L.H. Roper is SUNY Distinguished Professor History at the State University of New York--New Paltz (USA), a Fellow of the New York Academy of History, and the author/editor of seven books on English overseas trade and colonisation in the long seventeenth century. He tweets @RoperLou

This post is drawn from L.H. Roper, Advancing Empire: English Interests and Overseas Expansion, 1613-1688 (New York: Cambridge University Press, 2017). All dates from the sources are rendered ‘old style’ in accordance with the Julian calendar in effect in the Anglophone world until 1752.













[1] Kwame Yeboa Daaku, Trade and Politics on the Gold Coast, 1600-1720 (Oxford: Clarendon Press, 1970), 107-111.

[2] Clobery v. Lamberton, 4 May 1636, Deposition of Thomas Brooks of Wapping, Middlesex, boatswain’s mate on the Patience, for George Lamberton, HCA series 13/52, ff. 381v-384r, The National Archives, Kew.

[3] Papers of ye Merchants trading to Assada giving reasons why they refuse to join with the East India Company in a 5-year voyage upon the old joint stock, 10 November 1649 (old style), CO series 77/7, ff. 66, 70-72, 76, The National Archives, Kew.

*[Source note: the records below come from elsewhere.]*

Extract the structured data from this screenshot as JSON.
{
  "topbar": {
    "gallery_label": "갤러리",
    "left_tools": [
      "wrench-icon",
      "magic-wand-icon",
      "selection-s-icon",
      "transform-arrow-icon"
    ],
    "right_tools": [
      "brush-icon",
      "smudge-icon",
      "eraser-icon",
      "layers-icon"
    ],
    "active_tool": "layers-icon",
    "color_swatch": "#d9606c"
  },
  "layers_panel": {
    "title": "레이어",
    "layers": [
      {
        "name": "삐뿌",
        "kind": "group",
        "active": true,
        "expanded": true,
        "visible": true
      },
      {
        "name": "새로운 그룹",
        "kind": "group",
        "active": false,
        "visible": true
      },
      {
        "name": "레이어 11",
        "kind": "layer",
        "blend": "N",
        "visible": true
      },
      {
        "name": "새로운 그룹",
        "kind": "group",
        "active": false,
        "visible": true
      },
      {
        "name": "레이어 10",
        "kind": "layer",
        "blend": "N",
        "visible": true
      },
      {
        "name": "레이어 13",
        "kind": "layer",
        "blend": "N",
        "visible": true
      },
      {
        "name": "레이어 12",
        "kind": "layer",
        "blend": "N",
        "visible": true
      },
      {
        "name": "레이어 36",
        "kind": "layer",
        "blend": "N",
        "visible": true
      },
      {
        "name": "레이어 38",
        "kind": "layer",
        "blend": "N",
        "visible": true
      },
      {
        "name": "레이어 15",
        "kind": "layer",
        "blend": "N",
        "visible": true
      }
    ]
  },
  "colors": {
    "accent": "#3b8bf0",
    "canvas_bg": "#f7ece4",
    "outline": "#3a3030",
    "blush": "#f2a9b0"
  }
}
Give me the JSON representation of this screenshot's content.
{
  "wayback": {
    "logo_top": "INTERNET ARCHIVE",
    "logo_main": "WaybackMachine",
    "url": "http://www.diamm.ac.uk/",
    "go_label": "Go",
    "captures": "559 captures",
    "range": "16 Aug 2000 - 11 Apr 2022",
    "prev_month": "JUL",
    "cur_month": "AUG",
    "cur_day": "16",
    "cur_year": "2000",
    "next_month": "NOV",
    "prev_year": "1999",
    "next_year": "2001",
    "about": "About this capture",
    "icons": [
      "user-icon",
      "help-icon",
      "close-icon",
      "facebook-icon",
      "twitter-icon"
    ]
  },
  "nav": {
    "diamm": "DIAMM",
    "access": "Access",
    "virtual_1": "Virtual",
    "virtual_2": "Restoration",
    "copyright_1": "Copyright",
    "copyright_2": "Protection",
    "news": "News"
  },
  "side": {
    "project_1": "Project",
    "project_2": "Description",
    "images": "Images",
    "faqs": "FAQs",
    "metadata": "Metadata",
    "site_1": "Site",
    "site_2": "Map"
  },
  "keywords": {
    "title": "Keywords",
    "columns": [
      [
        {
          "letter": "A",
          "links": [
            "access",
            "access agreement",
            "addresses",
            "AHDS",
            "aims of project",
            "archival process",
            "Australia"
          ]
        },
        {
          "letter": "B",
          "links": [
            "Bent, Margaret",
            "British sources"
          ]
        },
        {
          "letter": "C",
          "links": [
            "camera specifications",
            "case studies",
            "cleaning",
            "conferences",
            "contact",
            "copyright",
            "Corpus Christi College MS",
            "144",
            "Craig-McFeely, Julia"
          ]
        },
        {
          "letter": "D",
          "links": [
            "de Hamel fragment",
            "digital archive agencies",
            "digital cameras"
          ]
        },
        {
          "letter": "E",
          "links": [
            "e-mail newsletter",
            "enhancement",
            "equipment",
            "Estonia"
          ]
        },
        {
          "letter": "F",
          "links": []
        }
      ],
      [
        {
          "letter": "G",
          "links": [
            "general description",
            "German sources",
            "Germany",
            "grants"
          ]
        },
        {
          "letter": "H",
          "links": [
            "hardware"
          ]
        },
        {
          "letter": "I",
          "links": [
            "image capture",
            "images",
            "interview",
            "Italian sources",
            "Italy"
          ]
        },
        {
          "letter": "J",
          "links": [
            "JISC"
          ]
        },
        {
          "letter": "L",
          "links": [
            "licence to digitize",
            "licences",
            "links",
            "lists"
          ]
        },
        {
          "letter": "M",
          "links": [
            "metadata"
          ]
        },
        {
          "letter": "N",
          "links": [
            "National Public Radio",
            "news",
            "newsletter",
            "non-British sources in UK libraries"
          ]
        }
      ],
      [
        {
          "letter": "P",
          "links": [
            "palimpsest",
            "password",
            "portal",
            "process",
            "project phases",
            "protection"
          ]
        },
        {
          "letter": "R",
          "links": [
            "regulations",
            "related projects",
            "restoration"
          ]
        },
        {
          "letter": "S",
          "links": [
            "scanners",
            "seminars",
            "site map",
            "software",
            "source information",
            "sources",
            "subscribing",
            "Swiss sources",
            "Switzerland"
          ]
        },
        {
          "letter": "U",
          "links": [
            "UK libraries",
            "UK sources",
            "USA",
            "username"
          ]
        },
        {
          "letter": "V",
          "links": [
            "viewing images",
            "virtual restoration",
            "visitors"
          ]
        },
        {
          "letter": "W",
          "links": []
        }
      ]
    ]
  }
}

[4] Order of the Council of State. Approving report of the Council of Trade concerning the trade to Guinea, and recommending to Parliament a grant being passed as is therein expressed, ‘America and West Indies: April 1651’, in Calendar of State Papers Colonial, America and West Indies: Volume 1, 1574-1660, ed. W Noel Sainsbury (London, 1860), pp. 354-355. British History Online http://www.british-history.ac.uk/cal-state-papers/colonial/america-west-indies/vol1/pp354-355 [accessed 28 June 2020]; Deposition of Thomas Crispe, London merchant, 15 March 1664/5, T series 70/169, ff. 35-36, The National Archives.

[5] Petition of the Guinea Company to the Council of State, 21 June 1652, CO series, 1/11, f. 152, The National Archives; To the Right Honorable Council of State The humble petition of the Guinea Company, 25 September 1652, CO 1/11, f. 187; Governor Daniel Searle to Council of State, 30 June 1652, CO 1/11, f. 159; The personal answer of Robert Hardinge made to the petitions made ‘on the part and behalf of’ Rowland Wilson, Maurice Thompson, John Wood and company, 27 March 1651/2, HCA series 13/124 (unfoliated).

[6] P.E.H. Hair and Robin Law, ‘The English in West Africa’, in ed. Nicholas P. Canny, The Origins of Empire, vol. 1 in ed. Wm. Roger Louis, The Oxford History of the British Empire (Oxford: Oxford University Press, 1998), 241-263 at 254.

[7] Margaret Makepeace, ed., Trade on the Guinea Coast, 1657-1666: The Correspondence of the English East India Company (Madison, Wisc.: African Studies Program, 1991).